Max Q
Topic Author
Posts: 7058
Joined: Wed May 09, 2001 12:40 pm

Passenger oxygen on military aircraft

Sat Feb 02, 2019 8:42 am

On aircraft such as the C130 and C17 that
can carry personnel in their cargo compartments are there emergency oxygen masks installed for these passengers in the event of a cabin decompression ?


If so, where are these installed, if not how is this issue addressed?
The best contribution to safety is a competent Pilot.
 
Legs
Posts: 249
Joined: Fri Jun 23, 2006 3:37 pm

Re: Passenger oxygen on military aircraft

Sat Feb 02, 2019 8:57 am

The C-17 has oxygen masks that are very similar to airliner ones installed in the sidewall for the integral seating that pop out of little panels near your shoulder when you're sitting on the seats.

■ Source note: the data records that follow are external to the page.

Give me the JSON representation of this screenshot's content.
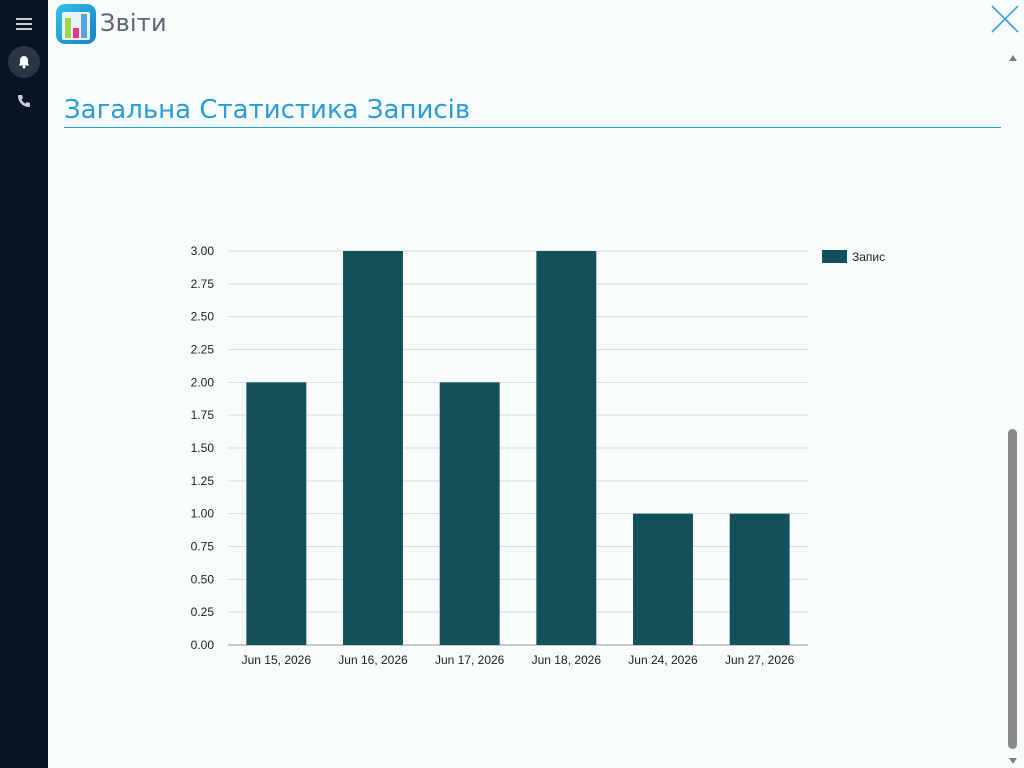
{
  "header": {
    "title": "Звіти"
  },
  "sidebar": {
    "items": [
      {
        "icon": "hamburger-menu-icon"
      },
      {
        "icon": "bell-icon"
      },
      {
        "icon": "phone-icon"
      }
    ]
  },
  "section": {
    "title": "Загальна Статистика Записів"
  },
  "colors": {
    "bar": "#14505c",
    "accent": "#2a9bd6",
    "sidebar": "#081423",
    "grid": "#dcdcdc"
  },
  "chart_data": {
    "type": "bar",
    "title": "",
    "xlabel": "",
    "ylabel": "",
    "categories": [
      "Jun 15, 2026",
      "Jun 16, 2026",
      "Jun 17, 2026",
      "Jun 18, 2026",
      "Jun 24, 2026",
      "Jun 27, 2026"
    ],
    "series": [
      {
        "name": "Запис",
        "values": [
          2,
          3,
          2,
          3,
          1,
          1
        ]
      }
    ],
    "ylim": [
      0,
      3
    ],
    "yticks": [
      "0.00",
      "0.25",
      "0.50",
      "0.75",
      "1.00",
      "1.25",
      "1.50",
      "1.75",
      "2.00",
      "2.25",
      "2.50",
      "2.75",
      "3.00"
    ],
    "grid": true,
    "legend": "top-right"
  }
}
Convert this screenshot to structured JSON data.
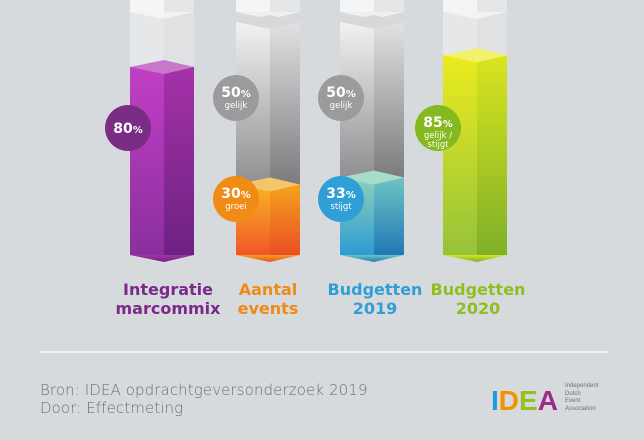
{
  "chart_data": {
    "type": "bar",
    "style": "3d-stacked-columns",
    "categories": [
      "Integratie marcommix",
      "Aantal events",
      "Budgetten 2019",
      "Budgetten 2020"
    ],
    "series": [
      {
        "name": "primary",
        "values": [
          80,
          30,
          33,
          85
        ],
        "labels": [
          "80%",
          "30%",
          "33%",
          "85%"
        ],
        "sublabels": [
          "",
          "groei",
          "stijgt",
          "gelijk / stijgt"
        ]
      },
      {
        "name": "secondary",
        "values": [
          null,
          50,
          50,
          null
        ],
        "labels": [
          "",
          "50%",
          "50%",
          ""
        ],
        "sublabels": [
          "",
          "gelijk",
          "gelijk",
          ""
        ]
      }
    ],
    "category_lines": [
      [
        "Integratie",
        "marcommix"
      ],
      [
        "Aantal",
        "events"
      ],
      [
        "Budgetten",
        "2019"
      ],
      [
        "Budgetten",
        "2020"
      ]
    ],
    "colors": {
      "purple": "#9b2d9b",
      "orange": "#f28a1e",
      "blue": "#2f9fd6",
      "green": "#9bc42a",
      "grey": "#a7a7a9"
    },
    "label_colors": [
      "#7b2a8b",
      "#ef8a14",
      "#2f9fd6",
      "#8fbf1f"
    ]
  },
  "source": {
    "line1": "Bron:  IDEA opdrachtgeversonderzoek 2019",
    "line2": "Door:  Effectmeting"
  },
  "logo": {
    "letters": [
      "I",
      "D",
      "E",
      "A"
    ],
    "tagline": [
      "Independent",
      "Dutch",
      "Event",
      "Association"
    ]
  }
}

They are deployed much like an airliners, triggered by high cabin altitude or selected to deploy manually.
The centreline seats have pop out masks that are attached to the aircraft O2 system by hoses on the roof of the plane, that operate just like the sidewall. The palletised seats that can be loaded have chemical generators and mask sets for each seat.

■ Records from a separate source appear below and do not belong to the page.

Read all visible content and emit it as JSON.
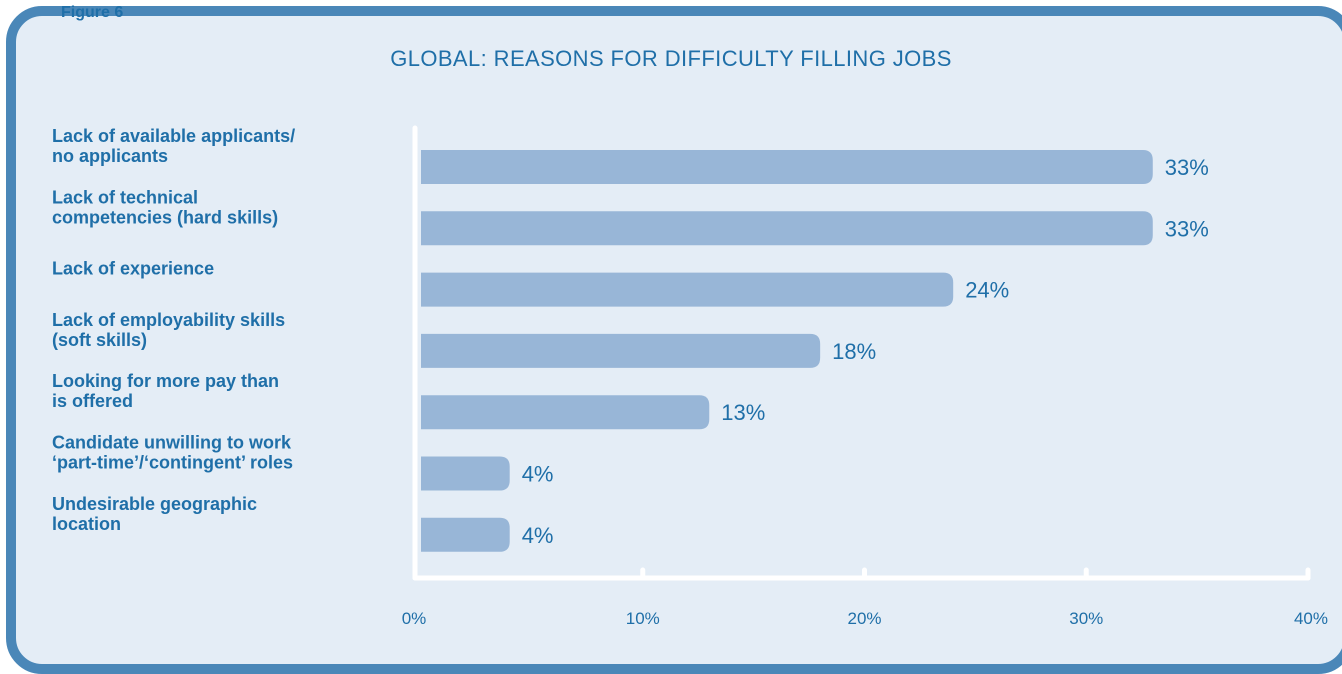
{
  "figure_label": "Figure 6",
  "chart_data": {
    "type": "bar",
    "orientation": "horizontal",
    "title": "GLOBAL: REASONS FOR DIFFICULTY FILLING JOBS",
    "categories": [
      [
        "Lack of available applicants/",
        "no applicants"
      ],
      [
        "Lack of technical",
        "competencies (hard skills)"
      ],
      [
        "Lack of experience"
      ],
      [
        "Lack of employability skills",
        "(soft skills)"
      ],
      [
        "Looking for more pay than",
        "is offered"
      ],
      [
        "Candidate unwilling to work",
        "‘part-time’/‘contingent’ roles"
      ],
      [
        "Undesirable geographic",
        "location"
      ]
    ],
    "values": [
      33,
      33,
      24,
      18,
      13,
      4,
      4
    ],
    "value_labels": [
      "33%",
      "33%",
      "24%",
      "18%",
      "13%",
      "4%",
      "4%"
    ],
    "xlim": [
      0,
      40
    ],
    "xticks": [
      0,
      10,
      20,
      30,
      40
    ],
    "xtick_labels": [
      "0%",
      "10%",
      "20%",
      "30%",
      "40%"
    ],
    "grid": false,
    "colors": {
      "bar": "#98b6d7",
      "text": "#1f6fa8",
      "frame": "#4a87b8",
      "background": "#e4edf6",
      "axis": "#ffffff"
    }
  }
}
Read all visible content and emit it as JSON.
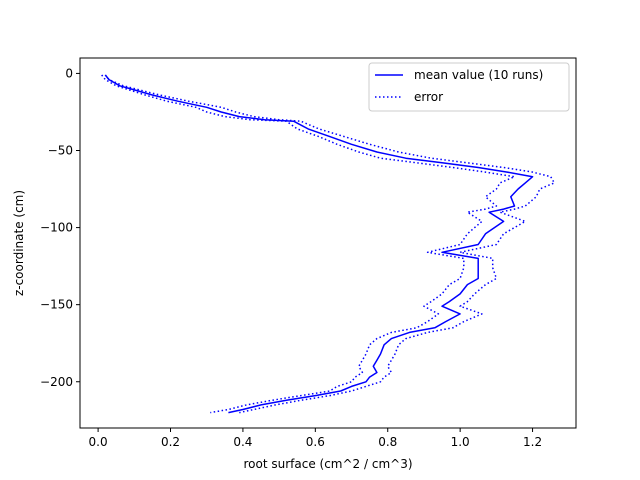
{
  "chart_data": {
    "type": "line",
    "xlabel": "root surface (cm^2 / cm^3)",
    "ylabel": "z-coordinate (cm)",
    "xlim": [
      -0.05,
      1.32
    ],
    "ylim": [
      -230,
      10
    ],
    "xticks": [
      0.0,
      0.2,
      0.4,
      0.6,
      0.8,
      1.0,
      1.2
    ],
    "yticks": [
      0,
      -50,
      -100,
      -150,
      -200
    ],
    "xtick_labels": [
      "0.0",
      "0.2",
      "0.4",
      "0.6",
      "0.8",
      "1.0",
      "1.2"
    ],
    "ytick_labels": [
      "0",
      "−50",
      "−100",
      "−150",
      "−200"
    ],
    "grid": false,
    "legend_position": "upper right",
    "series": [
      {
        "name": "mean value (10 runs)",
        "style": "solid",
        "color": "#0000ff",
        "points": [
          [
            0.02,
            -1
          ],
          [
            0.03,
            -4
          ],
          [
            0.06,
            -8
          ],
          [
            0.15,
            -14
          ],
          [
            0.22,
            -18
          ],
          [
            0.3,
            -22
          ],
          [
            0.34,
            -25
          ],
          [
            0.39,
            -28
          ],
          [
            0.46,
            -30
          ],
          [
            0.54,
            -31
          ],
          [
            0.58,
            -36
          ],
          [
            0.64,
            -41
          ],
          [
            0.7,
            -46
          ],
          [
            0.77,
            -51
          ],
          [
            0.85,
            -55
          ],
          [
            0.95,
            -58
          ],
          [
            1.05,
            -61
          ],
          [
            1.13,
            -64
          ],
          [
            1.2,
            -67
          ],
          [
            1.18,
            -71
          ],
          [
            1.16,
            -75
          ],
          [
            1.14,
            -80
          ],
          [
            1.15,
            -86
          ],
          [
            1.12,
            -88
          ],
          [
            1.08,
            -90
          ],
          [
            1.12,
            -96
          ],
          [
            1.07,
            -104
          ],
          [
            1.05,
            -111
          ],
          [
            0.95,
            -116
          ],
          [
            1.05,
            -120
          ],
          [
            1.05,
            -126
          ],
          [
            1.05,
            -133
          ],
          [
            1.02,
            -137
          ],
          [
            1.0,
            -143
          ],
          [
            0.97,
            -148
          ],
          [
            0.95,
            -151
          ],
          [
            1.0,
            -156
          ],
          [
            0.96,
            -161
          ],
          [
            0.93,
            -165
          ],
          [
            0.86,
            -168
          ],
          [
            0.81,
            -172
          ],
          [
            0.79,
            -176
          ],
          [
            0.78,
            -182
          ],
          [
            0.77,
            -186
          ],
          [
            0.76,
            -190
          ],
          [
            0.77,
            -194
          ],
          [
            0.75,
            -197
          ],
          [
            0.74,
            -200
          ],
          [
            0.7,
            -203
          ],
          [
            0.67,
            -206
          ],
          [
            0.6,
            -209
          ],
          [
            0.52,
            -212
          ],
          [
            0.45,
            -215
          ],
          [
            0.4,
            -218
          ],
          [
            0.36,
            -220
          ]
        ]
      },
      {
        "name": "error",
        "style": "dotted",
        "color": "#0000ff",
        "points": [
          [
            0.02,
            -1
          ],
          [
            0.03,
            -4
          ],
          [
            0.07,
            -8
          ],
          [
            0.17,
            -14
          ],
          [
            0.25,
            -18
          ],
          [
            0.34,
            -22
          ],
          [
            0.38,
            -25
          ],
          [
            0.43,
            -28
          ],
          [
            0.5,
            -30
          ],
          [
            0.56,
            -31
          ],
          [
            0.61,
            -36
          ],
          [
            0.68,
            -41
          ],
          [
            0.75,
            -46
          ],
          [
            0.83,
            -51
          ],
          [
            0.92,
            -55
          ],
          [
            1.02,
            -58
          ],
          [
            1.12,
            -61
          ],
          [
            1.2,
            -64
          ],
          [
            1.25,
            -67
          ],
          [
            1.26,
            -71
          ],
          [
            1.22,
            -75
          ],
          [
            1.21,
            -80
          ],
          [
            1.18,
            -86
          ],
          [
            1.15,
            -88
          ],
          [
            1.11,
            -90
          ],
          [
            1.18,
            -96
          ],
          [
            1.12,
            -104
          ],
          [
            1.1,
            -111
          ],
          [
            1.0,
            -116
          ],
          [
            1.09,
            -120
          ],
          [
            1.09,
            -126
          ],
          [
            1.1,
            -133
          ],
          [
            1.07,
            -137
          ],
          [
            1.04,
            -143
          ],
          [
            1.02,
            -148
          ],
          [
            1.0,
            -151
          ],
          [
            1.06,
            -156
          ],
          [
            1.01,
            -161
          ],
          [
            0.98,
            -165
          ],
          [
            0.91,
            -168
          ],
          [
            0.85,
            -172
          ],
          [
            0.83,
            -176
          ],
          [
            0.82,
            -182
          ],
          [
            0.81,
            -186
          ],
          [
            0.8,
            -190
          ],
          [
            0.81,
            -194
          ],
          [
            0.79,
            -197
          ],
          [
            0.78,
            -200
          ],
          [
            0.74,
            -203
          ],
          [
            0.7,
            -206
          ],
          [
            0.64,
            -209
          ],
          [
            0.56,
            -212
          ],
          [
            0.49,
            -215
          ],
          [
            0.43,
            -218
          ],
          [
            0.39,
            -220
          ]
        ]
      },
      {
        "name": "",
        "style": "dotted",
        "color": "#0000ff",
        "points": [
          [
            0.01,
            -1
          ],
          [
            0.02,
            -4
          ],
          [
            0.05,
            -8
          ],
          [
            0.13,
            -14
          ],
          [
            0.19,
            -18
          ],
          [
            0.27,
            -22
          ],
          [
            0.3,
            -25
          ],
          [
            0.35,
            -28
          ],
          [
            0.42,
            -30
          ],
          [
            0.52,
            -31
          ],
          [
            0.55,
            -36
          ],
          [
            0.61,
            -41
          ],
          [
            0.66,
            -46
          ],
          [
            0.72,
            -51
          ],
          [
            0.78,
            -55
          ],
          [
            0.88,
            -58
          ],
          [
            0.98,
            -61
          ],
          [
            1.07,
            -64
          ],
          [
            1.15,
            -67
          ],
          [
            1.11,
            -71
          ],
          [
            1.1,
            -75
          ],
          [
            1.07,
            -80
          ],
          [
            1.1,
            -86
          ],
          [
            1.07,
            -88
          ],
          [
            1.02,
            -90
          ],
          [
            1.06,
            -96
          ],
          [
            1.02,
            -104
          ],
          [
            1.0,
            -111
          ],
          [
            0.91,
            -116
          ],
          [
            1.01,
            -120
          ],
          [
            1.01,
            -126
          ],
          [
            1.0,
            -133
          ],
          [
            0.97,
            -137
          ],
          [
            0.95,
            -143
          ],
          [
            0.92,
            -148
          ],
          [
            0.9,
            -151
          ],
          [
            0.94,
            -156
          ],
          [
            0.91,
            -161
          ],
          [
            0.88,
            -165
          ],
          [
            0.81,
            -168
          ],
          [
            0.77,
            -172
          ],
          [
            0.75,
            -176
          ],
          [
            0.74,
            -182
          ],
          [
            0.73,
            -186
          ],
          [
            0.72,
            -190
          ],
          [
            0.73,
            -194
          ],
          [
            0.71,
            -197
          ],
          [
            0.7,
            -200
          ],
          [
            0.66,
            -203
          ],
          [
            0.64,
            -206
          ],
          [
            0.56,
            -209
          ],
          [
            0.48,
            -212
          ],
          [
            0.41,
            -215
          ],
          [
            0.36,
            -218
          ],
          [
            0.31,
            -220
          ]
        ]
      }
    ],
    "legend": [
      {
        "label": "mean value (10 runs)",
        "style": "solid",
        "color": "#0000ff"
      },
      {
        "label": "error",
        "style": "dotted",
        "color": "#0000ff"
      }
    ]
  }
}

I can't speak for the -130 though.
 
Max Q
Topic Author
Posts: 7058
Joined: Wed May 09, 2001 12:40 pm

Re: Passenger oxygen on military aircraft

Sat Feb 02, 2019 1:02 pm

Legs wrote:
The C-17 has oxygen masks that are very similar to airliner ones installed in the sidewall for the integral seating that pop out of little panels near your shoulder when you're sitting on the seats. They are deployed much like an airliners, triggered by high cabin altitude or selected to deploy manually.
The centreline seats have pop out masks that are attached to the aircraft O2 system by hoses on the roof of the plane, that operate just like the sidewall. The palletised seats that can be loaded have chemical generators and mask sets for each seat.

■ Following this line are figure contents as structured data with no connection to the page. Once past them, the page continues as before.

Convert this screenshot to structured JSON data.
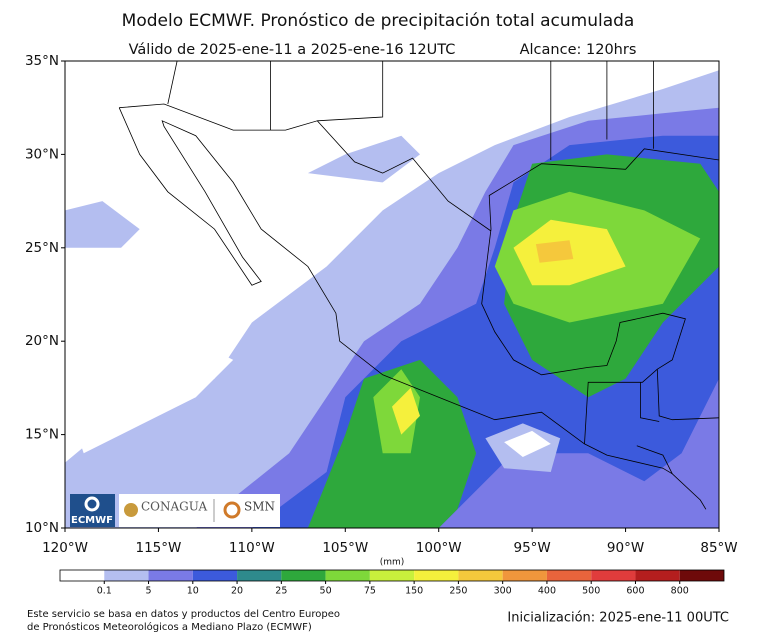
{
  "header": {
    "title": "Modelo ECMWF. Pronóstico de precipitación total acumulada",
    "valid": "Válido de 2025-ene-11 a 2025-ene-16 12UTC",
    "lead": "Alcance: 120hrs"
  },
  "map": {
    "lat_ticks": [
      {
        "value": 35,
        "label": "35°N"
      },
      {
        "value": 30,
        "label": "30°N"
      },
      {
        "value": 25,
        "label": "25°N"
      },
      {
        "value": 20,
        "label": "20°N"
      },
      {
        "value": 15,
        "label": "15°N"
      },
      {
        "value": 10,
        "label": "10°N"
      }
    ],
    "lon_ticks": [
      {
        "value": -120,
        "label": "120°W"
      },
      {
        "value": -115,
        "label": "115°W"
      },
      {
        "value": -110,
        "label": "110°W"
      },
      {
        "value": -105,
        "label": "105°W"
      },
      {
        "value": -100,
        "label": "100°W"
      },
      {
        "value": -95,
        "label": "95°W"
      },
      {
        "value": -90,
        "label": "90°W"
      },
      {
        "value": -85,
        "label": "85°W"
      }
    ]
  },
  "logos": {
    "ecmwf": "ECMWF",
    "conagua": "CONAGUA",
    "smn": "SMN"
  },
  "colorbar": {
    "unit": "(mm)",
    "levels": [
      0.1,
      5,
      10,
      20,
      25,
      50,
      75,
      150,
      250,
      300,
      400,
      500,
      600,
      800
    ],
    "colors": [
      "#ffffff",
      "#b4bef0",
      "#7a7ae6",
      "#3c5adc",
      "#2e8a8c",
      "#2ea83c",
      "#7ed83a",
      "#c8f03c",
      "#f5f03c",
      "#f5c83c",
      "#f0963c",
      "#e8643c",
      "#e03c3c",
      "#b41e1e",
      "#6e0a0a"
    ]
  },
  "footer": {
    "source": [
      "Este servicio se basa en datos y productos del Centro Europeo",
      "de Pronósticos Meteorológicos a Mediano Plazo (ECMWF)"
    ],
    "init": "Inicialización: 2025-ene-11 00UTC"
  }
}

I can't speak for the -130 though.



Thanks for the very informative reply


The mask hoses for the center line seats
must be pretty long !
The best contribution to safety is a competent Pilot.
 
Buckeyetech
Posts: 119
Joined: Wed Jul 03, 2013 1:11 am

Re: Passenger oxygen on military aircraft

Sat Feb 02, 2019 4:26 pm

Max Q wrote:
Legs wrote:
The C-17 has oxygen masks that are very similar to airliner ones installed in the sidewall for the integral seating that pop out of little panels near your shoulder when you're sitting on the seats. They are deployed much like an airliners, triggered by high cabin altitude or selected to deploy manually.
The centreline seats have pop out masks that are attached to the aircraft O2 system by hoses on the roof of the plane, that operate just like the sidewall. The palletised seats that can be loaded have chemical generators and mask sets for each seat.

I can't speak for the -130 though.



Thanks for the very informative reply


The mask hoses for the center line seats
must be pretty long !


The centerline seats are daisy-chained together by O2 hoses about 6” long, which connect to the aircraft’s LOX system by two hoses about 10’ long. This picture shows one of those in the stowed position in the ceiling.

https://goo.gl/images/VMaB41
B-52H, C-141C, C-5A, C-17A
 
Max Q
Topic Author
Posts: 7058
Joined: Wed May 09, 2001 12:40 pm

Re: Passenger oxygen on military aircraft

Sun Feb 03, 2019 2:14 am

Buckeyetech wrote:
Max Q wrote:
Legs wrote:
The C-17 has oxygen masks that are very similar to airliner ones installed in the sidewall for the integral seating that pop out of little panels near your shoulder when you're sitting on the seats. They are deployed much like an airliners, triggered by high cabin altitude or selected to deploy manually.
The centreline seats have pop out masks that are attached to the aircraft O2 system by hoses on the roof of the plane, that operate just like the sidewall. The palletised seats that can be loaded have chemical generators and mask sets for each seat.

I can't speak for the -130 though.



Thanks for the very informative reply


The mask hoses for the center line seats
must be pretty long !


The centerline seats are daisy-chained together by O2 hoses about 6” long, which connect to the aircraft’s LOX system by two hoses about 10’ long. This picture shows one of those in the stowed position in the ceiling.

https://goo.gl/images/VMaB41




Thanks Legs and BK for the responses and great information
The best contribution to safety is a competent Pilot.